For the first time in a decade, an experimental drug has extended the lives of patients with advanced lung cancer who relapsed after standard chemotherapy. But the drug used in the study gave patients just six extra weeks of life on average, and costs $6,000 per infusion as currently sold to treat a different form of cancer.
Eli Lilly and Co.’s drug, Cryamza, was discussed Saturday at a cancer conference in Chicago, where other studies showed:
—The drug Imbruvica, sold by Pharmacyclics Inc. and Janssen Biotech, substantially improved survival and could set a new standard of care for relapsed chronic lymphocytic leukemia, or CLL, the most common leukemia in adults. Doctors say the pill more precisely targets cancer and is a good option for older people who can’t tolerate standard chemotherapy infusions.
—Two experimental pills from AstraZeneca PLC worked much better than one alone against ovarian cancer that resisted or came back after standard chemo. The drugs significantly prolonged the time women lived without their disease worsening.
Cyramza is sold now to treat stomach cancer and fights the formation of blood vessels that feed tumors. French researchers led a study with 1,253 patients who relapsed after initial treatment of advanced lung cancer, a more common disease.
All were given the chemo drug docetaxel and half also received Cyramza infusions every three weeks. Median overall survival was 10.5 months for those on the combo and 9 months for the others; there were significantly more side effects with the combo.
"I don’t think a six-week increment is that impressive" for survival, said Dr. Derek Raghavan, an independent expert and president of the Levine Cancer Institute at Carolinas HealthCare System in Charlotte, North Carolina. He also is on a task force on value in cancer care for the American Society of Clinical Oncology, the group hosting the conference.
The fact it prolonged survival at all suggests it is worth testing earlier in the course of the disease to see whether those patients fare better, he said. But for people whose lung cancer has come back, he said, "I’d try something else that’s cheaper" first.

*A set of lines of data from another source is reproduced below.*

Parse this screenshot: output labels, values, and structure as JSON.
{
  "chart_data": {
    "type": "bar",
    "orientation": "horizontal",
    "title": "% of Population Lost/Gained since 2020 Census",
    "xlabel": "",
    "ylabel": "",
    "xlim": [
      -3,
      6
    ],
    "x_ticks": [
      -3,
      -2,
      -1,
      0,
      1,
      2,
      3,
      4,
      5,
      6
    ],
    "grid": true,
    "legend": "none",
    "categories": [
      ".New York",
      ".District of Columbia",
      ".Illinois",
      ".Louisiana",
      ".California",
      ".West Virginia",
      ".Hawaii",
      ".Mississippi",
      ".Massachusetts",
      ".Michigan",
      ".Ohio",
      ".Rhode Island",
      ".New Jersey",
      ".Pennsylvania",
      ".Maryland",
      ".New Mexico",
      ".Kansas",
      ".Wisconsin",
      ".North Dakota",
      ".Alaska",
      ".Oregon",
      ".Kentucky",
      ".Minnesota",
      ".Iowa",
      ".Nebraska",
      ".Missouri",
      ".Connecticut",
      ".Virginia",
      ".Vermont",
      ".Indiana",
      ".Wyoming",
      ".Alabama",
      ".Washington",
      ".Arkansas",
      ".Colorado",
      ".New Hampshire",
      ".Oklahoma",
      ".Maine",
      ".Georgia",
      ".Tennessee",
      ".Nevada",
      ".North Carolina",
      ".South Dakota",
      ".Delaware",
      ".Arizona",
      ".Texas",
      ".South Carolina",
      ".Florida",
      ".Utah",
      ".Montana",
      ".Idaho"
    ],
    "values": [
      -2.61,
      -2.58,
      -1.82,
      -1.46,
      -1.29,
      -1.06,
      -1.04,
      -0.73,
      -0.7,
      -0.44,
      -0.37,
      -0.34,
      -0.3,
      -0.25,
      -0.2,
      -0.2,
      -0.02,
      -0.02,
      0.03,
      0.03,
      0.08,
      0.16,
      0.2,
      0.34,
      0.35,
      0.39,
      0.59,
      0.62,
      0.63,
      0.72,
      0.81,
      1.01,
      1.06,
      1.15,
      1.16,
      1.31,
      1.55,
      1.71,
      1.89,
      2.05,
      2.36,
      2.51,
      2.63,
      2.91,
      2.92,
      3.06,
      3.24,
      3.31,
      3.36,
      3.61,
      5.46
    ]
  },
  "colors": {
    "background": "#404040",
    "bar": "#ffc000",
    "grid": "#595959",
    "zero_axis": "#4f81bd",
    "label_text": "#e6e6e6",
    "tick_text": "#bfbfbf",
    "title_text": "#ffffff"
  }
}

Other doctors were more positive.
"It’s exciting to see progress in this disease where the steps are small but cumulative," said Dr. Gregory Masters of the Helen F. Graham Cancer Center in Newark, Delaware, and an ASCO spokesman.
The value of another expensive drug seemed clearer, doctors said. Imbruvica won approval earlier this year for treating chronic lymphocytic leukemia based on a small study that found it delayed the time until the disease got worse.
Ohio State University’s Dr. John C. Byrd led a more definitive study in nearly 400 patients who did not respond or had a relapse after standard chemo. They were given Imbruvica or Arzerra, a GlaxoSmithKline drug often used in such cases.
One-year survival was 90 percent for those on Imbruvica and 81 percent for those originally assigned to get Arzerra. Imbruvica also reduced the chances of the disease getting worse by 78 percent.
The results were especially impressive because patients on Arzerra were allowed to switch to Imbruvica early in the study once its benefit became apparent. Treatment costs $8,200 a month.
The drug "may transform the treatment of CLL," said Masters, the oncology society spokesman.